Inspired by Idaho’s mobile voting truck, this mobile unit would travel neighborhoods offering the homeless (and residents) voting registration, information on upcoming ballot issues and candidates, and would be an official Voting Center where ballots can be cast. Auditory elements would announce as it enters the community.
This colorfully designed truck ultimately could be a community fixture as a programming space to offer local education opportunities, clinics, job placement, neighborhood resources and city services. Additionally, the truck could be used at college campuses, malls, flea markets and other places where crowds typically gather.
Next steps involve partnering with advocacy groups, local organizations and elected officials/supervisors to help cover the costs of creating and operating the vehicle with possible grant writing outreach.

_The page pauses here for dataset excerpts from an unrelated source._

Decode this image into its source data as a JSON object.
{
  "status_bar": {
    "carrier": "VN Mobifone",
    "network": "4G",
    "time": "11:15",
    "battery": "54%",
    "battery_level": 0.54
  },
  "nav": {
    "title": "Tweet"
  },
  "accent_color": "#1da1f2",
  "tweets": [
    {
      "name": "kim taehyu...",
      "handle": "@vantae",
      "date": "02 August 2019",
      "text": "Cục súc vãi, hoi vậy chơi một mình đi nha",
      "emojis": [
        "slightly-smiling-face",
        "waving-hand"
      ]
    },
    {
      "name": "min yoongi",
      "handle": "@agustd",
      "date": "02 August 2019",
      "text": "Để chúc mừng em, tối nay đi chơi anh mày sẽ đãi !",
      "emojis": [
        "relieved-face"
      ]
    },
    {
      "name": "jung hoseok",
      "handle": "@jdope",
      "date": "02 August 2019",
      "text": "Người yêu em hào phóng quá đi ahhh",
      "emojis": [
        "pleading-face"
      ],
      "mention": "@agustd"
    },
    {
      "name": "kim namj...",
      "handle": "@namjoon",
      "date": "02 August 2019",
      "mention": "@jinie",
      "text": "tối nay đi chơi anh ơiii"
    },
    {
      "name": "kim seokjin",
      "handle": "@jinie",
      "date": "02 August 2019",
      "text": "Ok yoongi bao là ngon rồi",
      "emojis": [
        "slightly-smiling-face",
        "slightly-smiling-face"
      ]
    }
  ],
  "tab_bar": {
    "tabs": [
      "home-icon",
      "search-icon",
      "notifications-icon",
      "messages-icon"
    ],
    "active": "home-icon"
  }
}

“The students chose problems that were very specific and ones that are, for us in the realm of voting rights, some of the hardest problems to tackle. But they took them on with energy and a sense of hopefulness.”
– Kathay Feng, Executive Director, California Common Cause
After the Spring Term ended, students from Designing Democracy presented their concepts once again to a group of community stakeholders, representing organizations like the LA County Registrar of Voters, Disability Rights California, Asian Americans Advancing Justice, Future of California Elections and California Common Cause. Participants listened to students’ concepts and provided a variety of feedback, including ideas for funding sources to see their projects through to implementation, potential challenges that could arise in next steps, and opportunities for further presentation and visibility among decision-makers in Southern California.
“This studio was about the intersection between arts and politics, and how to propel both to a constructive conversation instead of a destructive one that we have witnessed for that last decade now.”
– Shef Herrin, Student, Product Design
“The main things we took away from our first set of interviews is that people are feeling bombarded, uncertain and overwhelmed. It was striking how often we heard those messages. It was easier than I thought to talk to people about their voting habits; people were very open to talk and tell us what they think.”
– Anna Meddaugh, Student, Product Design
“I came into this class caring about the vote, and I left with a project I am deeply passionate about which focuses on the homeless. There is a large disconnect about the homeless with the public. The homeless told us that they don’t feel like they are part of any community, even their own. They feel they are yelling at the top of their lungs but they are not being heard by anyone. That lack of community was surprising and upsetting for me. These are people too. They have ideas, feelings and emotions. And they need to be listened to. They are citizens and members of our community.”